Ajude Valéria, uma garota com autismo, abusada por seus professores

Esta história tocou nossa alma e nós gostaríamos que você nos ajude a suportar Rocío, a mãe de Valéria, uma menina de 9 anos de idade, com um grau médio de autismo, que sofreu abuso por parte de seus professores e queremos que ela deixasse a julgamento .

Rocio y Valeria

Esta é a história de Valeria que sua mãe Rocío Rodríguez conta de Dos Hermanas, uma cidade de Sevilha:

Chamo-me Orvalho, sou de Dos Hermanas (Sevilha) e eu sou a mãe de valeria, uma garota de Nove anos o que tem autismo grau médio. Dois anos atrás eu estava indo para uma escola comum, onde havia uma sala de aula de educação especial. Durante esse tempo, vimos que ele tinha comportamentos que ele nunca teve: Ela estava muito nervosa e machucou-se, até mordendo as mãos.

O que mais, esses comportamentos desapareceram no fim de semana. Ele só se comportava assim quando ia para a escola. A situação piorou quando ele sofreu duas crises epilépticas para o qual tivemos que interná-la no hospital. Dada a gravidade da situação, consultamos vários médicos e eles concluíram que o estresse havia causado esses ataques. Até eles recomendaram mudar de escola, já que parecia que ele estava em uma situação incomum.

Dadas as recomendações dos médicos e as suspeitas que tínhamos, nos encontramos várias vezes com o professores de escola, mas eles eles sempre disseram que não viram absolutamente nada de estranho. Como vimos que a condição de Valéria não melhorou, decidimos colocar um gravador em sua mochila, para ver como ele estava lá e o que estava acontecendo com ele.

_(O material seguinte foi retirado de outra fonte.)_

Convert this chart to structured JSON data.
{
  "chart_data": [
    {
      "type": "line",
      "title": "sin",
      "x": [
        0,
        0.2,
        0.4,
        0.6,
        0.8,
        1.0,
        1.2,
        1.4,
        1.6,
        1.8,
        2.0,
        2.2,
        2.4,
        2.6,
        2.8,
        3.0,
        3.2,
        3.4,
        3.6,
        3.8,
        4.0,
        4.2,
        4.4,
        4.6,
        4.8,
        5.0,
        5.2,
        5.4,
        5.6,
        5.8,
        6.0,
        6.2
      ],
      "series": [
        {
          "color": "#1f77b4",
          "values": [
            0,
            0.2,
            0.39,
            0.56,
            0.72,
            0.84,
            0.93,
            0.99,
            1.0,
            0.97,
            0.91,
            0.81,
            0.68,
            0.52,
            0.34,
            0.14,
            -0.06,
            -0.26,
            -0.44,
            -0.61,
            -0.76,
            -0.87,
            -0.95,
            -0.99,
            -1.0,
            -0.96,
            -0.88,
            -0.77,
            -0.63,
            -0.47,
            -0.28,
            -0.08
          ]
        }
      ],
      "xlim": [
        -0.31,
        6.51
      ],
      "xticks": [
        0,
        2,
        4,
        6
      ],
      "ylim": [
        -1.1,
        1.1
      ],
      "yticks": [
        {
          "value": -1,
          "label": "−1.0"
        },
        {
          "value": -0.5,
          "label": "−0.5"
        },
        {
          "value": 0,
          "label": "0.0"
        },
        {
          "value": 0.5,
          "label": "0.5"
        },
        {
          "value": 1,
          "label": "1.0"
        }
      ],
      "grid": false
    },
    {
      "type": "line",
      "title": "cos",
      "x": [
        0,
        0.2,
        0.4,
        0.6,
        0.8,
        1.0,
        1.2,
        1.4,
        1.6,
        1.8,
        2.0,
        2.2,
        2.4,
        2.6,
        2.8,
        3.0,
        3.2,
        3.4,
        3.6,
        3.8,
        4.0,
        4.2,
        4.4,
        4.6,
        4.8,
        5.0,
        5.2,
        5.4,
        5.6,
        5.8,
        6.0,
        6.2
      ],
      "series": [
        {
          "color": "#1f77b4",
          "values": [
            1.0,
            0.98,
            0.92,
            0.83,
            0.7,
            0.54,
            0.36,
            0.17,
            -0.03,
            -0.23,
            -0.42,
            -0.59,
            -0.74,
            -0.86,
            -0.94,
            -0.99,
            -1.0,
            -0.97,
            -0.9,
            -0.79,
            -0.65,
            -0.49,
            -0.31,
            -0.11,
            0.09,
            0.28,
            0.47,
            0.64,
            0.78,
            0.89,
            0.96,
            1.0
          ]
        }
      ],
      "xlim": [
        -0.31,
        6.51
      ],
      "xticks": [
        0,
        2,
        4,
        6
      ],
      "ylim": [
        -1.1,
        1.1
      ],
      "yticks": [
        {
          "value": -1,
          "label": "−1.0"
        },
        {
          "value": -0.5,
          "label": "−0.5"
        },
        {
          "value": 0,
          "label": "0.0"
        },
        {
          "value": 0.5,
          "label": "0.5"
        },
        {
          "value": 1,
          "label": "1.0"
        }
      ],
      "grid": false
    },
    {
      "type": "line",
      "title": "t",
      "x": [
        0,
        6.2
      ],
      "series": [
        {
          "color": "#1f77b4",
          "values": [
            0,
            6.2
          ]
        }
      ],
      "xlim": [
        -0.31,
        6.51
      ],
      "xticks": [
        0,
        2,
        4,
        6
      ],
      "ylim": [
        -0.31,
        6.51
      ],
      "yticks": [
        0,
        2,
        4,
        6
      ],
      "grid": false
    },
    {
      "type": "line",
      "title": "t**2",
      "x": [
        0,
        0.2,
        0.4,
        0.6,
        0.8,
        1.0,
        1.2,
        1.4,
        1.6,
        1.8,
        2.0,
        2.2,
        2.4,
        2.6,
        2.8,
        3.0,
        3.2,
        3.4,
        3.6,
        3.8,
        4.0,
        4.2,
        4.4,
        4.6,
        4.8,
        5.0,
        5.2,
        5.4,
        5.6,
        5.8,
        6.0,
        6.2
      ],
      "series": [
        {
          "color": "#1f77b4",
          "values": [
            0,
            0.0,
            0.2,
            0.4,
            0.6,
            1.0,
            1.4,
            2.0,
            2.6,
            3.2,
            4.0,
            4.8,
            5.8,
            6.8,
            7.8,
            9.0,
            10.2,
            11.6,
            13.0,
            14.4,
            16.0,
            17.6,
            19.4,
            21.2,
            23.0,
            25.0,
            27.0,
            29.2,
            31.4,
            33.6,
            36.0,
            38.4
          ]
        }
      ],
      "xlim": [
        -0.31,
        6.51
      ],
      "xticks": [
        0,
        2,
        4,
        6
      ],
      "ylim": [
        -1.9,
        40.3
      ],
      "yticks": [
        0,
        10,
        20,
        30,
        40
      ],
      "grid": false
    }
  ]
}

Possivelmente um gravador como este:

As gravações que obtivemos nos deram arrepios: ouvimos como os professores constantemente gritavam com Valeria, falando depreciativamente sobre seu distúrbio na frente dela, com comentários como "Essa garota está com o cérebro quebrado" ou "Esta menina é de um hospital psiquiátrico". Durante as seis horas de gravação, também houve momentos em que você pôde ouvir como eles ameaçaram atacá-la fisicamente e até mesmo como eles "supostamente" fizeram isso.

Não hesitamos em colocar um reclamação assim que ouvimos as gravações, tanto pelo Via administrativa conforme penal. Pelo administrativo eles nos prometeram medidas cautelares que finalmente não foram cumpridas. Os três professores denunciados, que eram os tutor da minha filha, o terapeuta da fala do centro e monitor da sala de aula, eles não continuam a trabalhar no centro porque os pais da escola se opuseram. Enfim, fomos nós que tivemos que sair, como costuma acontecer em casos de assédio, que acaba deixando a vítima.

Atualmente, dois anos após os eventos, os três professoras continuam a exercer a profissão em outros centros com total impunidade. Por meios criminosos, hoje ainda estamos na fase de instrução, e não sabemos se o caso será levado a julgamento ou se será arquivado, que é o que aconteceu com casos semelhantes em toda a Espanha.

É por isso que quero me dirigir aos membros do Parlamento da Andaluzia, já que Eu sou da Andaluzia e eles são meus representantes na referida câmara, para que o caso da minha filha é levado a julgamento com garantias e não está arquivado.

o abuso de poder que Valeria sofreu é inegável: ela é uma menina com autismo, ela tinha apenas sete anos, e havia três mulheres adultas que “supostamente” abusaram dela. Valeria tem direito a um julgamento justo, não só para reparar os danos que sofremos, mas também para evitar que outras crianças passem pela mesma situação.

# Eu sou Valeria

Por favor, pedimos que você assine a petição em change.org para que a justiça prevaleça.